In the recent past, China has been in the news for a number of things. One, in the June Federal Reserve meeting, the committee members identified the strength of the country as one of the leading factors in tightening the monetary policy. A few weeks later, the Chinese markets started sinking. So far, Shanghai bourse has lost more than 20%. This raises major concerns on the global economy and thus the need for a hike in September. In addition, a report from the Chinese reserve bank noted that the country’s exports were reducing. A slowdown in the Chinese economy can have significant impacts in the global currencies, stocks, bonds, and the entire financial market. A week ago, the Chinese government devalued its currency which lead to significant movements in the market.

Second largest economy

After the United States, the Chinese economy is the second largest economy globally. The country belongs to the BRICS organization which represents the 5 most optimistic countries in the emerging markets. The country is also the world’s largest consumer of major commodities and products. For instance, it is the world’s largest consumer of gold, crude oil, coffee, and copper among others. A slowdown in the economy shows that the uptake of these products could weaken leading to spill overs in other economies. In May, IMF lowered the estimate of global growth from 3.5% to 3.4%.

Delayed interest rates

As stated in the introductory statement, another macro-theme in the financial market is on the interest rate decision. This will be the main market mover this year with many expecting the Fed to hike in September. On Wednesday, the FOMC (Federal Open Market Commission) released the July minutes signalling that the big day for the hike was nearing. This was necessitated by the continued improvement of the American economy. However, for the American government to hike the interest rates, it needs to consider the global economy and if the leader in the emerging market is not okay, then a delay is inevitable.

Oil and commodity prices

China is the largest consumer of oil. The country consumes millions of barrels of oil on a daily basis. In the financial market, these commodities are very significant accounting for billions of dollars. A weakening Chinese economy will have an impact to the oil producing countries especially those in the Middle East which import the commodity there. This will then lead to impacts in their financial markets.

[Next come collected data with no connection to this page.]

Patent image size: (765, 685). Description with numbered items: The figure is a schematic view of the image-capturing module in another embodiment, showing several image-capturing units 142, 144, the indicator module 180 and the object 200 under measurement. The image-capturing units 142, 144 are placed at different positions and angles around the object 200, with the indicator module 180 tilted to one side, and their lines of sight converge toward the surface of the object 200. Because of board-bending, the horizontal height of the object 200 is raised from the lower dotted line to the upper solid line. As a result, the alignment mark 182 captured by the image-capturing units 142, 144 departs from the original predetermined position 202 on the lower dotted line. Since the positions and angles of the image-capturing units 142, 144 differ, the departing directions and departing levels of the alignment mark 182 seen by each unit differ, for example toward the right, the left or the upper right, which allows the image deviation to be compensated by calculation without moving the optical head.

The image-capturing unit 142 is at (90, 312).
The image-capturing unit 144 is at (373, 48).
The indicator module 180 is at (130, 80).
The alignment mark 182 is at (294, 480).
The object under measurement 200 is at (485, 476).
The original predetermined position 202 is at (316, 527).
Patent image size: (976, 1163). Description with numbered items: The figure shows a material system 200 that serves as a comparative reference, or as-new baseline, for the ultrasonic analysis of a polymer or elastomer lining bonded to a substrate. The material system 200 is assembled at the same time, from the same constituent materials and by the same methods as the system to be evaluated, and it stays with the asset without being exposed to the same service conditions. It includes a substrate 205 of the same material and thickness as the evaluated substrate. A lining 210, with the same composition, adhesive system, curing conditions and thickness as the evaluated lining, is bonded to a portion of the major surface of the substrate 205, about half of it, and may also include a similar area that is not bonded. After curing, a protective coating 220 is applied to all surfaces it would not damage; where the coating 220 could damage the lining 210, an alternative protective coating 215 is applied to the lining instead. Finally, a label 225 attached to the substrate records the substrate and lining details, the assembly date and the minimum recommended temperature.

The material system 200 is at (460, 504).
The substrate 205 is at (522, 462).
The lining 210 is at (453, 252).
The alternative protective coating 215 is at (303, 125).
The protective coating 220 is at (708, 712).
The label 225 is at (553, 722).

Global companies and China

For a company to be really successful globally today, it must have impacts in China. All companies are constantly seeking on new strategies to enter the market and remain competitive. Therefore, a weakening Chinese economy will have effects in the major exchanges which rely on companies with interests in China. For instance, in the United States, Apple is the largest company. Chinese is its second biggest market. The same applies for companies such as Microsoft, Exxon Mobil, IBM, and General Electric. In fact, when the country devalued its currency, all these companies fell.

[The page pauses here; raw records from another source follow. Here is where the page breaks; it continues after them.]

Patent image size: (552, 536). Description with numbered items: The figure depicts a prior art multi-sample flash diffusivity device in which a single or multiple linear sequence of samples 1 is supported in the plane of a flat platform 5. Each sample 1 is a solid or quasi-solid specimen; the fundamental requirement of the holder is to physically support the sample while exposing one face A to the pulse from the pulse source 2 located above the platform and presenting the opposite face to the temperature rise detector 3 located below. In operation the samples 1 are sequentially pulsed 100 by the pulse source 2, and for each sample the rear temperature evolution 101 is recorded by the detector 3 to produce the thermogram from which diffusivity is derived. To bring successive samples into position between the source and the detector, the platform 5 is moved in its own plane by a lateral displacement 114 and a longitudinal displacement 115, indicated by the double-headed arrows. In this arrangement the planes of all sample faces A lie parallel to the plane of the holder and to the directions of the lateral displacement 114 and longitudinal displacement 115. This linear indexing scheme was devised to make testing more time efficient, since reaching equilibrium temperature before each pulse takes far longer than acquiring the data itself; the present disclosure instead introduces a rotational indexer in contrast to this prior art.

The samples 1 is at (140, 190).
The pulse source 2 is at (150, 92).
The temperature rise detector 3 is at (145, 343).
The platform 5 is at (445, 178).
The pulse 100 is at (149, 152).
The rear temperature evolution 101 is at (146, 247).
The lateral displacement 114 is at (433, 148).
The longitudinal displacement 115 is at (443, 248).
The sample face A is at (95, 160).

For traders, China will remain a very hot topic going forward. Many traders will make and others will lose a lot of money. The key to succeed is to allocate capital wisely, have stop losses, and keep ears wide open. By doing this, you will be at a good position to anticipate any market movements. Another important strategy to apply is hedging where you buy and short two assets with a positive correlation. While the profits in this strategy will be less, your funds will be protected.